As the conversation unfolded, Draper emerged as a player thinking deeply about tennis’s direction. Whether discussing rules, tactics, or legends of the sport, his answers reflected awareness of history without being trapped by it. At 23, he already sounds like someone shaping opinions, not just absorbing them.
“It’s part of the game”: Draper on tactics and on-court reality
Serving rules quickly became a focal point. Asked whether tennis should eliminate second serves, Draper admitted the idea had appeal. “That would make the game very fun,” he said. “It would also make it a lot more of an even playing field.” Still, he wasn’t convinced. “I don’t like it, though, to be honest, because I miss a lot of first serves.”

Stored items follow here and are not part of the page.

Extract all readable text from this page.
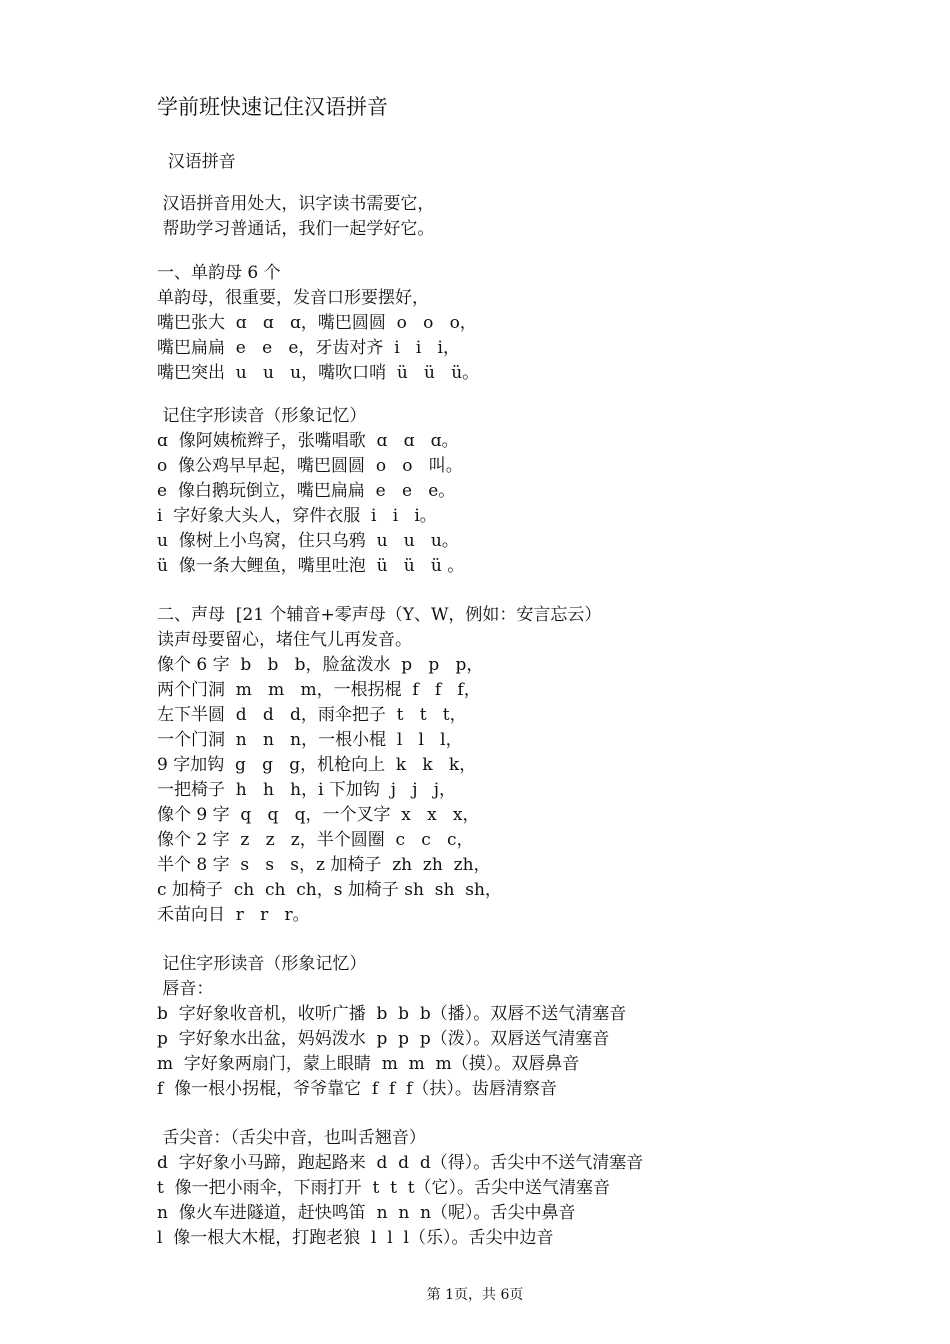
学前班快速记住汉语拼音
汉语拼音
汉语拼音用处大，识字读书需要它，
帮助学习普通话，我们一起学好它。
一、单韵母 6 个
单韵母，很重要，发音口形要摆好，
嘴巴张大  ɑ   ɑ   ɑ，嘴巴圆圆  o   o   o，
嘴巴扁扁  e   e   e，牙齿对齐  i   i   i，
嘴巴突出  u   u   u，嘴吹口哨  ü   ü   ü。
记住字形读音（形象记忆）
ɑ  像阿姨梳辫子，张嘴唱歌  ɑ   ɑ   ɑ。
o  像公鸡早早起，嘴巴圆圆  o   o   叫。
e  像白鹅玩倒立，嘴巴扁扁  e   e   e。
i  字好象大头人，穿件衣服  i   i   i。
u  像树上小鸟窝，住只乌鸦  u   u   u。
ü  像一条大鲤鱼，嘴里吐泡  ü   ü   ü 。
二、声母  [21 个辅音+零声母（Y、W，例如：安言忘云）
读声母要留心，堵住气儿再发音。
像个 6 字  b   b   b，脸盆泼水  p   p   p，
两个门洞  m   m   m，一根拐棍  f   f   f，
左下半圆  d   d   d，雨伞把子  t   t   t，
一个门洞  n   n   n，一根小棍  l   l   l，
9 字加钩  g   g   g，机枪向上  k   k   k，
一把椅子  h   h   h，i 下加钩  j   j   j，
像个 9 字  q   q   q，一个叉字  x   x   x，
像个 2 字  z   z   z，半个圆圈  c   c   c，
半个 8 字  s   s   s，z 加椅子  zh  zh  zh，
c 加椅子  ch  ch  ch，s 加椅子 sh  sh  sh，
禾苗向日  r   r   r。
记住字形读音（形象记忆）
唇音：
b  字好象收音机，收听广播  b  b  b（播）。双唇不送气清塞音
p  字好象水出盆，妈妈泼水  p  p  p（泼）。双唇送气清塞音
m  字好象两扇门，蒙上眼睛  m  m  m（摸）。双唇鼻音
f  像一根小拐棍，爷爷靠它  f  f  f（扶）。齿唇清察音
舌尖音：（舌尖中音，也叫舌翘音）
d  字好象小马蹄，跑起路来  d  d  d（得）。舌尖中不送气清塞音
t  像一把小雨伞，下雨打开  t  t  t（它）。舌尖中送气清塞音
n  像火车进隧道，赶快鸣笛  n  n  n（呢）。舌尖中鼻音
l  像一根大木棍，打跑老狼  l  l  l（乐）。舌尖中边音
第 1页，共 6页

Instead, Draper proposed a compromise. “One twist I thought… was instead of eliminating the serve, every game starts at love–15,” he explained. “For the returner.” The idea, he said, “kind of levels things out a bit, but you can still bomb down that first serve.” It was a rare glimpse into a player actively imagining rule tweaks rather than rejecting them outright.
On underarm serves, Draper was firm. “It’s a great tactic,” he said. “A lot of guys return back. I know myself, I return back a lot.” He dismissed crowd backlash entirely. “Fair game,” Draper insisted, even admitting he never practises it. “That’s why it’s shocking,” he laughed. “But I need to start practising it more.”

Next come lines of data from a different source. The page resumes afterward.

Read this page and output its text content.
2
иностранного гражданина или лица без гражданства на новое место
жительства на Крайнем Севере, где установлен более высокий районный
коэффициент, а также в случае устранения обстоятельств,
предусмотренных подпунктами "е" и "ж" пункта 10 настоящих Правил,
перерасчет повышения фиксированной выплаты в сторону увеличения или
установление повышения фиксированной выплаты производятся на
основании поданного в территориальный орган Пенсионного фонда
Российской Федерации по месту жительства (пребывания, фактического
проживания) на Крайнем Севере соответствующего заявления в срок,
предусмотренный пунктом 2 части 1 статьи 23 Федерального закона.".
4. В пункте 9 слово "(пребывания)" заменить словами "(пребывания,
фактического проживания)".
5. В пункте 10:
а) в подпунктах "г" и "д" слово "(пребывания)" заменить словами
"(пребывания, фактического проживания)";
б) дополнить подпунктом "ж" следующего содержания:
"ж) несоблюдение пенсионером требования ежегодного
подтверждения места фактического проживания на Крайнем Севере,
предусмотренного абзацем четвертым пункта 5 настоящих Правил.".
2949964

The same realism applied to so-called moonballers. “There ain’t many moonballers on the tour,” Draper said. “Everyone’s just hitting the ball as hard as they can.” His conclusion was simple: “You’ve got to win at all costs. Let them do anything.”
“Their tennis is out of this world”: Draper on greatness and the future
The biggest question concerned Carlos Alcaraz and Jannik Sinner—and whether they could beat the Big Three in their prime. Draper didn’t rush his answer. “It’s tough,” he said. “They've done it for so many years and they've been so consistent and you can't match them to those guys just yet,” Draper stated. “But I think from a purely a tennis perspective in what they're doing on the court, I think some of their top level has been as good as those guys in their prime. So I think they've probably got a long way to go to be like, in with that sort of crowd because they've achieved so much.”
For Draper, the distinction comes down to time. “They’ve got a long way to go to be in that sort of crowd,” he said, referring to Federer, Nadal, and Djokovic. When asked for his own unpopular opinion, Draper smiled. “I think no warm-ups would be pretty cool,” he said, before circling back to rule tweaks. “The let on the first serve might bring a bit of spice.”